Mr Bailey has not accepted a pay rise since taking over as governor in 2020. 

‘And given that we’re facing these global economic shocks, we are going to have to take some difficult decisions at home to protect ourselves against those and to start getting a grip on inflation.’

Mr Hunt’s massive package of ‘fiscal tightening’ is designed to ensure he can show that Britain’s debts will begin to fall as a proportion of GDP in five years’ time.

To achieve this he will hike taxes to a record post-war high, hitting workers on all incomes.

Income tax thresholds will be frozen for six years, dragging millions of workers into higher tax bands.

Thresholds for national insurance, inheritance tax and tax-free pension savings will also be frozen.

Many more families will lose some or all child benefit, as their wages rise while the £50,000 taper level stays fixed. 

High earners will see the starting point for paying the 45p rate slashed from £150,000 to £125,000, dragging another 250,000 people into the top rate.

Savers, investors and second home owners will also be hit, with capital gains tax and dividend tax both rising.

Mr Hunt will also unveil plans for a major increase in the windfall tax on the energy companies to help pay for a pared-back package of energy bills support.

And he will give local authorities the flexibility to increase council tax by 5 per cent without the need for a local referendum, a move that could cause bills to rise by more than £100.

The scale of the package is causing concern among some Tory MPs and ministers who fear the Chancellor risks choking off any hopes of growth and deepening the recession.

Among the Tory critics, former cabinet minister Esther McVey has warned she will not support tax rises without the scrapping of the ‘unnecessary vanity project’ of HS2.

Former business secretary Jacob Rees-Mogg told ITV’s Peston he would vote for the budget so as to not bring the Government down, but warned he opposes tax cuts which he believes ‘risks making a recession worse’.
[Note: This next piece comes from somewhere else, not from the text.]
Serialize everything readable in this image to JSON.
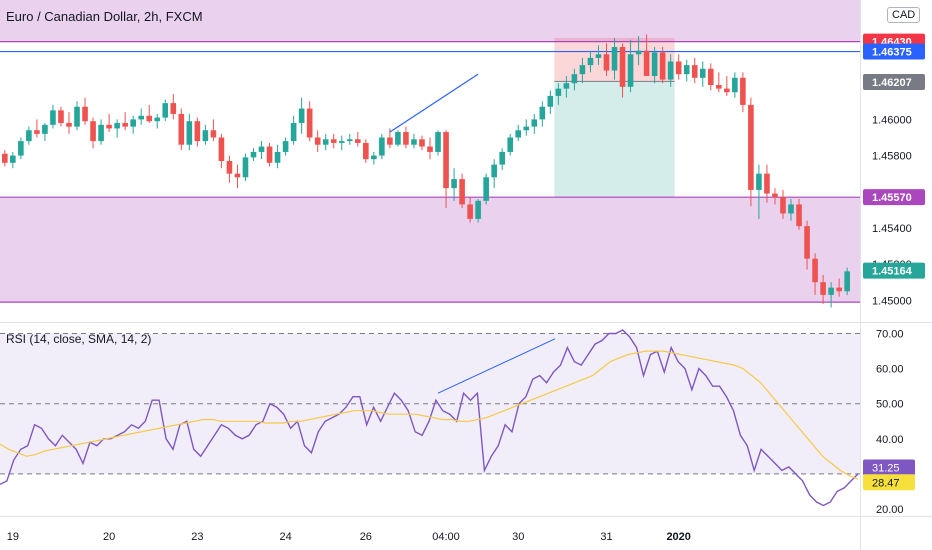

Simon Clarke, who served as Mr Sunak’s deputy before joining Liz Truss’s Cabinet, urged Mr Hunt not to ‘throw the baby out with the bathwater’.

He accepted that ‘mistakes were made’ in the handling of the mini-Budget.
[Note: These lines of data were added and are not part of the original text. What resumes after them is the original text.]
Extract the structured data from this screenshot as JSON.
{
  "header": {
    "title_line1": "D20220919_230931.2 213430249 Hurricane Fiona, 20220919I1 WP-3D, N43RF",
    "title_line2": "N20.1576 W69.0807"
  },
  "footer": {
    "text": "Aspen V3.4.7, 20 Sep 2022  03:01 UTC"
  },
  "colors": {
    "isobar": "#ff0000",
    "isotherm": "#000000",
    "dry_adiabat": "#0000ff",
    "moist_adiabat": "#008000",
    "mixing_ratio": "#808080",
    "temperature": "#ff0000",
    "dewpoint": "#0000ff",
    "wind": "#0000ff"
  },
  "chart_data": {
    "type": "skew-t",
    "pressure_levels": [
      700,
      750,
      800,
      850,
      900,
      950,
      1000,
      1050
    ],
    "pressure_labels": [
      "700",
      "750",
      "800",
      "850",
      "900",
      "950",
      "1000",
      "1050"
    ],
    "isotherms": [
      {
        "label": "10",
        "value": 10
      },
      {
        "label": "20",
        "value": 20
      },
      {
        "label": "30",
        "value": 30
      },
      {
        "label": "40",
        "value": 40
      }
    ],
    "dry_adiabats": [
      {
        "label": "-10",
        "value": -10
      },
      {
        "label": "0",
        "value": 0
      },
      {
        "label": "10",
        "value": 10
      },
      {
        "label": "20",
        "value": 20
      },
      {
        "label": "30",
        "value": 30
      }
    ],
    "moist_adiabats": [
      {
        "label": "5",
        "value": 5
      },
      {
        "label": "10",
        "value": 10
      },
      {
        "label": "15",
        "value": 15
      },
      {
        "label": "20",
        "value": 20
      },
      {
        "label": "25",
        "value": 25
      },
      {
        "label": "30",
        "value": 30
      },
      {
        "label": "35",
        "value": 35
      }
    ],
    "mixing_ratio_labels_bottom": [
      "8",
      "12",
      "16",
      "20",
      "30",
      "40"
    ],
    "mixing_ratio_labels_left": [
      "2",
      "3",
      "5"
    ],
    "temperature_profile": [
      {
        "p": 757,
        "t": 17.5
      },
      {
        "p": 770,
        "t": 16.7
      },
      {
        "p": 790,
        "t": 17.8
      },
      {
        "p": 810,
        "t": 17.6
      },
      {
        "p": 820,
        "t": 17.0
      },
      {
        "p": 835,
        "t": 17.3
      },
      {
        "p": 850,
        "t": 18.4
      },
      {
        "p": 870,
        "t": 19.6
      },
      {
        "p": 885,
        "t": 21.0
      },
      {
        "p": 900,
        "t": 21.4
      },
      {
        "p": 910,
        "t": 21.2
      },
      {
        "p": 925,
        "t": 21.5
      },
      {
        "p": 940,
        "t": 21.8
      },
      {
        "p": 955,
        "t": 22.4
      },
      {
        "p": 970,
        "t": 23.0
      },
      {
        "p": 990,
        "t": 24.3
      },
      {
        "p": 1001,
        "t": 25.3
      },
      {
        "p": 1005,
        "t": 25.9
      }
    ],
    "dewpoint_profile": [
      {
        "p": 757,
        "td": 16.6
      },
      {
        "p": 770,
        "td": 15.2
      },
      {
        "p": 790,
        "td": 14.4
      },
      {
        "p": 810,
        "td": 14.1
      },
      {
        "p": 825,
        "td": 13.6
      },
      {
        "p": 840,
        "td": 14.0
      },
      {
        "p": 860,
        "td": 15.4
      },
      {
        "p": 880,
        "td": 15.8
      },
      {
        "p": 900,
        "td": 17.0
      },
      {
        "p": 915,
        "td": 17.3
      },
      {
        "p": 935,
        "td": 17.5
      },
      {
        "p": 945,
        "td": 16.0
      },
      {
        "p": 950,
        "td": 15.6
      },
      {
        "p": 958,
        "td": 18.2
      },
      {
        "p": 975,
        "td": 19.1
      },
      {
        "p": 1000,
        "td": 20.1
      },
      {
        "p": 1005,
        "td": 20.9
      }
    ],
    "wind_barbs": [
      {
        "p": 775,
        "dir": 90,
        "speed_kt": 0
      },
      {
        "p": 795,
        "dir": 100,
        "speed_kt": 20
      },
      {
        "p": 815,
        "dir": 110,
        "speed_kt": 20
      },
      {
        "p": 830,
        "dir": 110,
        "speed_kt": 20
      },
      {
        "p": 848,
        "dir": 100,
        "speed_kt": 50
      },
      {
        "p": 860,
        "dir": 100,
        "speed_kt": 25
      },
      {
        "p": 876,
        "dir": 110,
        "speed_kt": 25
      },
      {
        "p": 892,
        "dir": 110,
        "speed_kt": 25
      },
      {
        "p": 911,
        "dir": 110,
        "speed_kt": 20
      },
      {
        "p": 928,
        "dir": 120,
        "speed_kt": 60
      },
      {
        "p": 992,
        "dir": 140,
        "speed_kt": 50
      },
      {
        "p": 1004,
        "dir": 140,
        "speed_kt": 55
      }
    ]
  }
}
But he said the aim of cutting taxes to boost growth was ‘important and valid’.

Asked if he would vote for the Budget measures, he told BBC Radio 4’s PM programme: ‘We have to see what the package is but I always do my best to support the Government, and I very much hope I can.

‘I hope they will strike a balance which leans much more to spending reductions than tax rises to balance the books.’

Mr Hunt is thought to be facing a huge upgrade in OBR borrowing forecasts when he unveils his Autumn Statement today

The Bank of England has forecast the longest recession in modern history, although provisional GDP figures last week were better than its predictions  

A Treasury source said Mr Hunt would preserve core measures to promote growth, but added: ‘You cannot have economic growth with inflation at 11 per cent.’

The Bank of England meanwhile warned of more interest rate hikes to come after inflation topped 11 per cent.

Governor Andrew Bailey told MPs that the UK labour market is still ‘tight’ and more increases in interest rates are ‘likely’ to try to get a grip on prices.

He also warned that Britain has not yet entirely shaken off the ‘risk premium’ on government borrowing that was built in by the markets following Liz Truss’s disastrous mini-Budget. 

Soaring food and energy costs were the main drivers of the latest surge, with the Office for National Statistics estimating that the average UK household is now paying 88.9 per cent more for heating and lighting than a year ago.

Deputy governor Ben Broadbent told MPs yesterday afternoon that CPI was likely to stay around this level for the next three months, while Mr Bailey stressed that food costs will dictate whether prices have peaked. 

Mr Broadbent also said there was no certainty about the length of the record-breaking recession the Bank predicted earlier this month.